El Partido Demócrata Spanish-language section of, with some (but not much) info, plus an out-of-date blog and press.


Then there are a bunch of organizations not affiliated with either party committed to getting Latinos registered to vote and informed of their voting rights and relevant issues. Below are some of the better ones.

NCLR Voter Guide Very complete 20-page election issue analysis put together by the NCLR, focusing on six main issues: criminal justice, education, employment and economic opportunity, health care, home ownership, and immigration. (Click on the download link for the pdf.)
Voto Latino Committed to getting Latinos to vote, the site primarily contains voter registration, voting, and polling information, as well as photos from their events and a pretty good blog.
Democracia USA Bilingual site for advocacy group targeting Latino voter with detailed information on voter registration, community organizing, voting rights, relevant news headlines, and more.
Rock the Vote (en Español) Spanish-language version of the popular voter registration site. Not much content en español besides basic voting 101 and a video with Juanes, Paulina Rubio, Wisin y Yandel, and others, urging you to vote.


With news and information about the elections available virtually everywhere these days, it can be hard to sift through the many options out there. Below are some good sources for Latino news pieces.

Hispanic Tips Excellent comprehensive round-up of all Hispanic-related election coverage in major news media and blogs, compiled by Tomás Chester. Check main page, but also the top political stories as well.
Ruben Navarrette Jr. Second generation Mexican-American journalist Navarrette’s articles for The San Diego Union-Tribune, many of which focus on Latino issues, most of them election-related.
ImpreMedia’s Voto Latino 2008 Spanish-language media conglomerate ImpreMedia’s coverage of the elections, including news (some feeds), blogs, and basic facts targeting the Latino voter. En español.

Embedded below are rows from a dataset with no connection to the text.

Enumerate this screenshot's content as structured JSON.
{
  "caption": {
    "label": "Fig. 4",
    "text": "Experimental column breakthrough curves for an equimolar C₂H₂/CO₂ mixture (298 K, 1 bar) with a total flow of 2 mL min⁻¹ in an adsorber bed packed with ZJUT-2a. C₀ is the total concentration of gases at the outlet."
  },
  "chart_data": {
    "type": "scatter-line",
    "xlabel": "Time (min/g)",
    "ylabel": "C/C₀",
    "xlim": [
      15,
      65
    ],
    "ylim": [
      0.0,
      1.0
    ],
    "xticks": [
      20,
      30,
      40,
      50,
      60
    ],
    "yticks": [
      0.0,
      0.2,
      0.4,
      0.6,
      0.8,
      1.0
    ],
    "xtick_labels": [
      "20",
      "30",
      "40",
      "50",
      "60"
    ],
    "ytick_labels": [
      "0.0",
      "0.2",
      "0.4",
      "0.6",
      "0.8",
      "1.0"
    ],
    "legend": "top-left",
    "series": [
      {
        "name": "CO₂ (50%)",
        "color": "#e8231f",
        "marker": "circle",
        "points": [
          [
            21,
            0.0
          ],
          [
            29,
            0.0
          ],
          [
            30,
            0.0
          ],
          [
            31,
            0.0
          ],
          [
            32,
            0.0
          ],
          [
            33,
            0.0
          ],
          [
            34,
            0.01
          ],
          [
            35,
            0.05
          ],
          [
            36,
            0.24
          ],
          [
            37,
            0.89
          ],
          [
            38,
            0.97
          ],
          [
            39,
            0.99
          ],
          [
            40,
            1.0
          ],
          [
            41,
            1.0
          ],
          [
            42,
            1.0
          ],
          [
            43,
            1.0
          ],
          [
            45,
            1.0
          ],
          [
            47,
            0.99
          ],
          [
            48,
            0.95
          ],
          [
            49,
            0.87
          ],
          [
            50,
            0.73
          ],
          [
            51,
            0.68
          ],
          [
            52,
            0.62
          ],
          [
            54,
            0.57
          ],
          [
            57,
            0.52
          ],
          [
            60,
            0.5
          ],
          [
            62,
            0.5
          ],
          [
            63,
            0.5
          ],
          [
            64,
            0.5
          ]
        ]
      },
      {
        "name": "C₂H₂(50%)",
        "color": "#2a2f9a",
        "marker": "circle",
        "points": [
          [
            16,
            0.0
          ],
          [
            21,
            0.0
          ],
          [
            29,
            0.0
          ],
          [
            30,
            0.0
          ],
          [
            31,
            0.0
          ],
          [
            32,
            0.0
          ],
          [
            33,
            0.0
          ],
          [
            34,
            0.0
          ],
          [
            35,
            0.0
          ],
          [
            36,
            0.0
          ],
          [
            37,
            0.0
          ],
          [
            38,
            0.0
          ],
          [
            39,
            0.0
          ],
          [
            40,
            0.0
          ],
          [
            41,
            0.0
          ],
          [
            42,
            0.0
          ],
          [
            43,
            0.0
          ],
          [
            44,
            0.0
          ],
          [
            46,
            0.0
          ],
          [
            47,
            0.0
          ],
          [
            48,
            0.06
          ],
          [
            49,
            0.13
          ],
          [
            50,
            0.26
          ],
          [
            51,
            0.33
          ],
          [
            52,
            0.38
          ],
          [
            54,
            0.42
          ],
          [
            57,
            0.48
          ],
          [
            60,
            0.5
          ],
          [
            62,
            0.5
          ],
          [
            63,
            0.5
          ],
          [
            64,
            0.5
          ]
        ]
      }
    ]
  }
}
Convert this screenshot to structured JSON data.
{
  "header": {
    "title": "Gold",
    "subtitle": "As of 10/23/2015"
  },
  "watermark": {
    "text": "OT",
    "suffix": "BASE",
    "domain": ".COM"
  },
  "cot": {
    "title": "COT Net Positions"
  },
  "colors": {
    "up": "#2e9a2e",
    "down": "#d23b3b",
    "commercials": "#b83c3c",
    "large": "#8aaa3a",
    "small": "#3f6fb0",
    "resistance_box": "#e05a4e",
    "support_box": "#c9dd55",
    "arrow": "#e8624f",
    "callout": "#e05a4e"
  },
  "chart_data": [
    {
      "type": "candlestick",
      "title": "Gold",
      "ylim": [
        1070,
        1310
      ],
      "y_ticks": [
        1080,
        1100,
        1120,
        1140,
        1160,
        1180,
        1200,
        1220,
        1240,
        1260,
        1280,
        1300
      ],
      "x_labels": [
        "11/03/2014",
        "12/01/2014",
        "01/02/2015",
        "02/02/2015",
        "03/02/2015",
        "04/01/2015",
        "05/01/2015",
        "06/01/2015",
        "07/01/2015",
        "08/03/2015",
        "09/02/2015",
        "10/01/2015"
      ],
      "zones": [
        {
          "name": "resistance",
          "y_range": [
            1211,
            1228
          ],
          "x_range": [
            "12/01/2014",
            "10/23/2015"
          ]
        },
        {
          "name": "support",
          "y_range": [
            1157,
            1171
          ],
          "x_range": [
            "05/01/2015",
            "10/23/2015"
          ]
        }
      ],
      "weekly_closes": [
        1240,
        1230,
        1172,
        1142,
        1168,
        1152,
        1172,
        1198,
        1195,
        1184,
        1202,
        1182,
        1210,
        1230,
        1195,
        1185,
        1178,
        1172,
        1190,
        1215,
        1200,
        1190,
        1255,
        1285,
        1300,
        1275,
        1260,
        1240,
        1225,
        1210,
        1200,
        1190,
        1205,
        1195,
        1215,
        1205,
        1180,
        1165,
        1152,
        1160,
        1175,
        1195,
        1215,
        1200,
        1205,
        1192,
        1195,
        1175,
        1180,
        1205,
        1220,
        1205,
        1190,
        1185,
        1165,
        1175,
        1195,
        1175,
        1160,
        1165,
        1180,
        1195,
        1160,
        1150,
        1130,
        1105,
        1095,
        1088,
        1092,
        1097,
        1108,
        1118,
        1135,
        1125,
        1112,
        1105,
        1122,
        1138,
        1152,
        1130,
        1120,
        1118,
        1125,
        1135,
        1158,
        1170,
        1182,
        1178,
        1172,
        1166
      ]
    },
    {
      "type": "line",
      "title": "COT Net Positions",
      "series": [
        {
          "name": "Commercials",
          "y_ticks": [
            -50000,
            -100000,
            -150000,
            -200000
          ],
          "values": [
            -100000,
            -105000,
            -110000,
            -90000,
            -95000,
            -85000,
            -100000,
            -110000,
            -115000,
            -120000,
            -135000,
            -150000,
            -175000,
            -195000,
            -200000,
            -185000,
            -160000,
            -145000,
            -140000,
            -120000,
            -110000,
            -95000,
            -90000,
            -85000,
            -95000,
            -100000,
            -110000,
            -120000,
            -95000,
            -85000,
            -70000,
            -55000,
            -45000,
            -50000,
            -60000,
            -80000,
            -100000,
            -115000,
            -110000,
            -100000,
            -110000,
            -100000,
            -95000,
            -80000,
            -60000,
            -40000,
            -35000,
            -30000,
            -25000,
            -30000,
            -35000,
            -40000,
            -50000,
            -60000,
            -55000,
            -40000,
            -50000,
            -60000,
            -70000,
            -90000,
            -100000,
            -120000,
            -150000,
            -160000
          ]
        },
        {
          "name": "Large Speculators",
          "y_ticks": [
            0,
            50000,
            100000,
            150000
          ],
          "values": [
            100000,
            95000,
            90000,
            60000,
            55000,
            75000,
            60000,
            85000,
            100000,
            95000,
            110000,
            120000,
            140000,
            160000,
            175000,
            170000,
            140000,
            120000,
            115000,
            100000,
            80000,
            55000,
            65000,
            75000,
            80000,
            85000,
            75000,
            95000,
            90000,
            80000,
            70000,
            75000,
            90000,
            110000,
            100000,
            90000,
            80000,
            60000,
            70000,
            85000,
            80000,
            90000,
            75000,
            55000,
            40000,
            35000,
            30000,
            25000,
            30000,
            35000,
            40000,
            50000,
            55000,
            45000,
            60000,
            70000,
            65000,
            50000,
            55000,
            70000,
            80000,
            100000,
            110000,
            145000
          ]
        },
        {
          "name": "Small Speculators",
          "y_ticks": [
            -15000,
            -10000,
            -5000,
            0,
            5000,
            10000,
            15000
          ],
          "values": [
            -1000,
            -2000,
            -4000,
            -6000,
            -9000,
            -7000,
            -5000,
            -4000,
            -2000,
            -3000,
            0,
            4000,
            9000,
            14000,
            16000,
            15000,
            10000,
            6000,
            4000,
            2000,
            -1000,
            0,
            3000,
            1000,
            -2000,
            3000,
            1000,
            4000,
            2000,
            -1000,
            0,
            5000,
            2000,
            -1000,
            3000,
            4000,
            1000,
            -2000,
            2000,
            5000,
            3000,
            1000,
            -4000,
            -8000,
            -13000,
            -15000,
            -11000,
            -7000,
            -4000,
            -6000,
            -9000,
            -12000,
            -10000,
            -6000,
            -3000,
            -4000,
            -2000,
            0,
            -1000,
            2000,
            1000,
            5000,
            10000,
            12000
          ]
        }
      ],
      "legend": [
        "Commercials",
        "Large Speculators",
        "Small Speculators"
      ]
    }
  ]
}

…And then there’s the blogosphere. Unfortunately, there seems to be a shortage of quality political blogs related to Latinos and the election–some are more broadly focused, others aren’t updated on a regular basis–so we’ve selected a few of our favorites, listed below. OJO: these are all left-leaning.

Latino Politics Blog “Where La Raza comes to discuss its leaders, where you can learn about issues in Latino politics.” Intelligent and relatively up-to-date–very election-heavy these days.